Another Rectangular Grid Problem

Relevant wiki: Hockey Stick Identity

In general, the first rectangular grid consists of $1\times 2$ dots, the second of $2\times 3$ , so the ${ n }^{ th }$ consists of $n\times (n+1)$ points. Thus, the sum we are asked for is $1\times 2+2\times 3+...+n\times (n+1)$ . Note the similarity between each term of the sum and the triangular numbers formula: the ${ k }^{ th }$ term in the previous sum is $2\left( \begin{matrix} k+1 \\ 2 \end{matrix} \right)$ , therefore, the sum can be written as

$2\sum _{ k=1 }^{ n }{ \left( \begin{matrix} k+1 \\ 2 \end{matrix} \right) }$ , in which $n$ is the number of columns of the ${ n }^{ th }$ rectangular grid. This sum is equal to $2$ times the ${ n }^{ th }$ tetrahedral number: $2\left( \begin{matrix} n+2 \\ 3 \end{matrix} \right) =\frac { n(n+1)(n+2) }{ 3 }$

In the particular case $n=11$ , $\frac { 11\cdot 12\cdot 13 }{ 3 } =572$ . Hence, the junction consists of $572$ dots.

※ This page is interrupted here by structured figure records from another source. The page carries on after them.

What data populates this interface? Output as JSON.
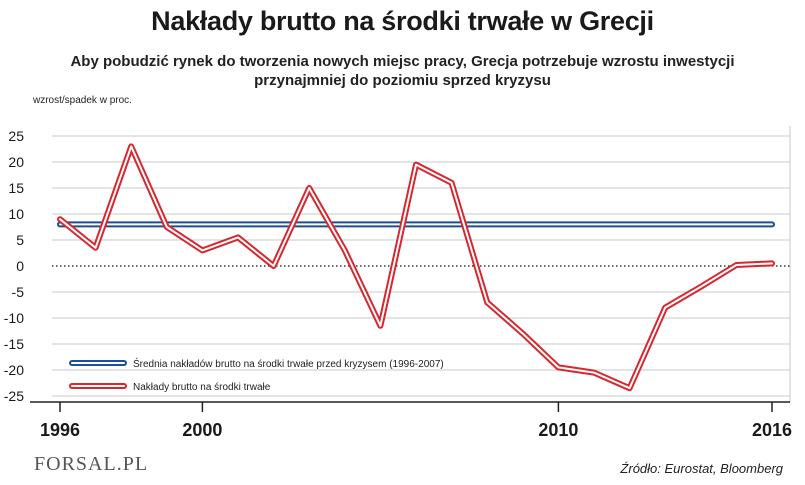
{
  "title": "Nakłady brutto na środki trwałe w Grecji",
  "subtitle": {
    "line1": "Aby pobudzić rynek do tworzenia nowych miejsc pracy, Grecja potrzebuje wzrostu inwestycji",
    "line2": "przynajmniej do poziomiu sprzed kryzysu"
  },
  "logo": "FORSAL.PL",
  "source": "Źródło:  Eurostat, Bloomberg",
  "colors": {
    "series": "#d7282f",
    "average": "#1f4e99",
    "grid": "#c8c8c8"
  },
  "chart_data": {
    "type": "line",
    "ylabel": "wzrost/spadek w proc.",
    "ylim": [
      -25,
      25
    ],
    "yticks": [
      25,
      20,
      15,
      10,
      5,
      0,
      -5,
      -10,
      -15,
      -20,
      -25
    ],
    "xlim": [
      1996,
      2016
    ],
    "xticks": [
      1996,
      2000,
      2010,
      2016
    ],
    "grid": true,
    "zero_line": "dotted",
    "legend_position": "bottom-left",
    "series": [
      {
        "name": "Średnia nakładów brutto na środki trwałe przed kryzysem (1996-2007)",
        "x": [
          1996,
          2016
        ],
        "values": [
          8,
          8
        ]
      },
      {
        "name": "Nakłady brutto na środki trwałe",
        "x": [
          1996,
          1997,
          1998,
          1999,
          2000,
          2001,
          2002,
          2003,
          2004,
          2005,
          2006,
          2007,
          2008,
          2009,
          2010,
          2011,
          2012,
          2013,
          2014,
          2015,
          2016
        ],
        "values": [
          9,
          3.5,
          23,
          7.5,
          3,
          5.5,
          0,
          15,
          3,
          -11.5,
          19.5,
          16,
          -7,
          -13,
          -19.5,
          -20.5,
          -23.5,
          -8,
          -4,
          0.2,
          0.5
        ]
      }
    ]
  }
}
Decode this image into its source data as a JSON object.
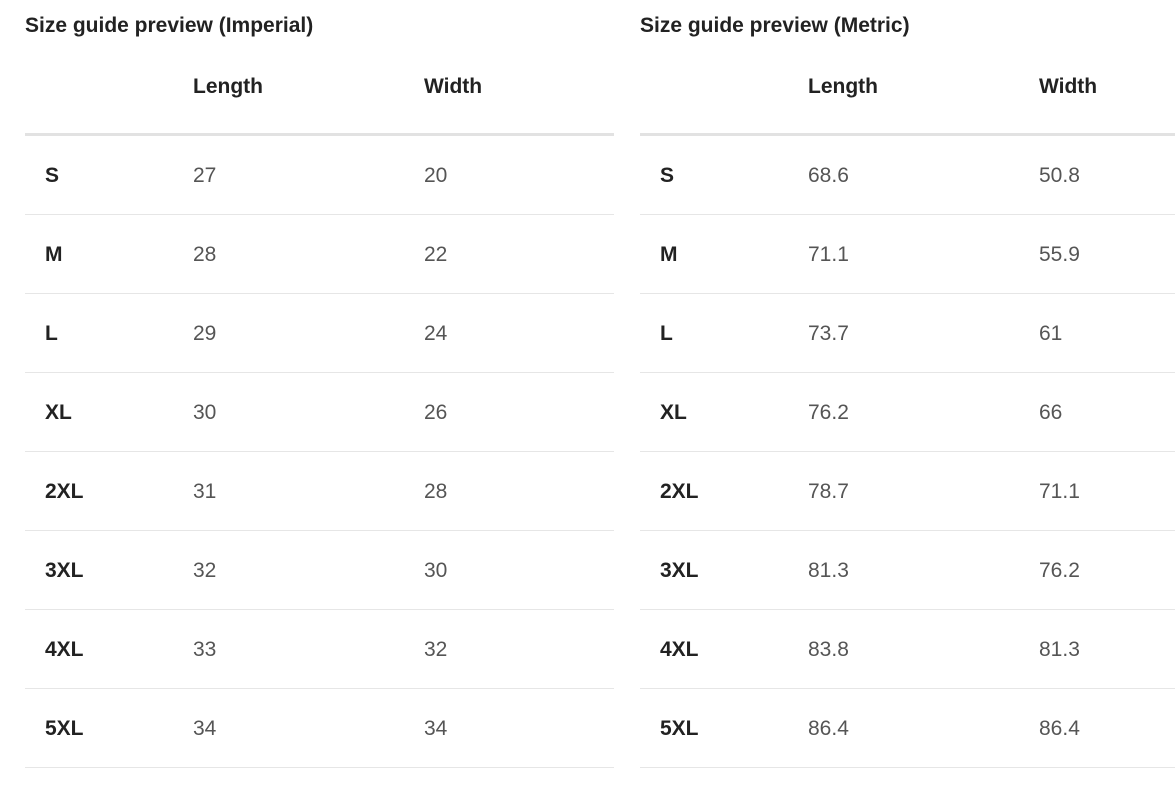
{
  "tables": [
    {
      "title": "Size guide preview (Imperial)",
      "headers": [
        "",
        "Length",
        "Width"
      ],
      "rows": [
        [
          "S",
          "27",
          "20"
        ],
        [
          "M",
          "28",
          "22"
        ],
        [
          "L",
          "29",
          "24"
        ],
        [
          "XL",
          "30",
          "26"
        ],
        [
          "2XL",
          "31",
          "28"
        ],
        [
          "3XL",
          "32",
          "30"
        ],
        [
          "4XL",
          "33",
          "32"
        ],
        [
          "5XL",
          "34",
          "34"
        ]
      ]
    },
    {
      "title": "Size guide preview (Metric)",
      "headers": [
        "",
        "Length",
        "Width"
      ],
      "rows": [
        [
          "S",
          "68.6",
          "50.8"
        ],
        [
          "M",
          "71.1",
          "55.9"
        ],
        [
          "L",
          "73.7",
          "61"
        ],
        [
          "XL",
          "76.2",
          "66"
        ],
        [
          "2XL",
          "78.7",
          "71.1"
        ],
        [
          "3XL",
          "81.3",
          "76.2"
        ],
        [
          "4XL",
          "83.8",
          "81.3"
        ],
        [
          "5XL",
          "86.4",
          "86.4"
        ]
      ]
    }
  ]
}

The number of dots in the $x^{th}$ grid is $x(x+1)=x^2+x$ so we are after:

$\sum_{x=1}^{11} x^2+x$

$\sum_{i=1}^{n} x=\dfrac{n(n+1)}{2},\sum_{i=1}^{n} x^2=\dfrac{n(n+1)(2n+1)}{6}$

$\sum_{x=1}^{11} x^2+x=\dfrac{11(11+1)}{2}+\dfrac{11(11+1)(2 \times 11 +1)}{6}=66+506$

$66+506=\boxed{572}$

The matrix of each grid (of n grids suppose) is of the order $n × (n + 1)$ .
Again, for more proof, the first grid has $2 × 1 = 2$ dots
The second grid has $3 × 2 = 6$ dots
The third grid has $4 × 3 = 12$ dots
The fourth grid has $5 × 4 = 20$
So, the total number of dots upto $n$ grids is $\displaystyle \sum_{n=1}^{11} n(n + 1)\\ = \boxed{572}$

I did it in an easy way. I noticed the numbers were increasing by multiples of 2, 2+4=6+6=12+8=20...etc. So I added them all (the 11 terms ) after identifying them.